Should the voting age be reduced to 16?


By Martha Smith, Eleanor Martin, Libby Roberts and Ayesha Rauf

A third of the world’s population is under 18 yet they lack any representation and have no say in how their country is run. In 2009, the UK Youth Parliament debated the minimum voting age and whether it should be lowered to age 16; they voted overwhelmingly for it to become a campaign priority. 9 years later there is still no action being taken about the vibrant and passionate young people of the country brimming with opinions, ideas and optimism.

The ‘Representation of the People Act’ established in 1969, lowered the voting age from 21 to 18. This was the last movement of progression relating to voting age as of yet. Since 1969, the voting age being lowered has been considered numerous times as a result of the Youth parliament or the Votes at 16 coalition group (launched in 2003). In 2004, the UK Electoral Commission conducted major parliamentary consultation and reached the decision that the voting age was to remain at age 18, thus further subduing the 16 to 17 year olds with an interest in politics and an envy for the Austrian 16 year old’s ability to vote.

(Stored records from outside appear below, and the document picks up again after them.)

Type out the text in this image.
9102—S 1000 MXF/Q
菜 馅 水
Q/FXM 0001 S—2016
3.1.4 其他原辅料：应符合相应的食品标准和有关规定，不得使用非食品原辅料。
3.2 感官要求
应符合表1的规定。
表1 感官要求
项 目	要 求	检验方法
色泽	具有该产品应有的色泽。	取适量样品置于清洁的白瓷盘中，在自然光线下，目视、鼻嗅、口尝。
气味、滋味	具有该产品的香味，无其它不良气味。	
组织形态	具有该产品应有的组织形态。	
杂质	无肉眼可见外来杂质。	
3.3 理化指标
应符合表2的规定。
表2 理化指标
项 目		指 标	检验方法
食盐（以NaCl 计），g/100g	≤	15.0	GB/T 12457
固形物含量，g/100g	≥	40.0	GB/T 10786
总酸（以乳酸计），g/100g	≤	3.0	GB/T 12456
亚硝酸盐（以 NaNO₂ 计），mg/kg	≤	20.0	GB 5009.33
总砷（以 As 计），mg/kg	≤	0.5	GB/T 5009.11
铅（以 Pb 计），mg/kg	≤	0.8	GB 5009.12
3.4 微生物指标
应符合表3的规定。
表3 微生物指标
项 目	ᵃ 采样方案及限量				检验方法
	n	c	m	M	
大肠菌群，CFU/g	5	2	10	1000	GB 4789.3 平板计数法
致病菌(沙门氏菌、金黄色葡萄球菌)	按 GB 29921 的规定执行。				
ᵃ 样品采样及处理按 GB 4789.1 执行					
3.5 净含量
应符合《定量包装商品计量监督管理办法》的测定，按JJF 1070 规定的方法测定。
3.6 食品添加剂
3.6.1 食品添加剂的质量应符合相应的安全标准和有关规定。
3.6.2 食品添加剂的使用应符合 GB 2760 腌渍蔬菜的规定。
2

In a 2006 interview with The Guardian, Gordon Brown (Chancellor of the Exchequer at the time) suggested that he favoured the voting age being lowered, provided that citizenship education was taught alongside it. Citizenship education is a subject that embodies the overall aims of the British curriculum.  It teaches confidence, leadership and responsibility. Teaching these skills to young people would be revolutionary. Not only would it make most under-eighteens well-equipped enough to vote, it would result in more teenagers having the ability to make a rational and well-informed decision about who they would vote for. It would also solve the government’s problem with insufficient voting turnout as it would create a rekindled devotion to politics.

We ran two surveys, one among our own year group (Year 9) and the other among a group of sixteen year-olds (Year 11). Two thirds of the Year 9 group voted for a lower voting age, and 72% of the Year 11 group voted for the lower voting age. It only takes a look at the survey to see the true hunger for change and the need for representation of such an enormous and hugely important group of people.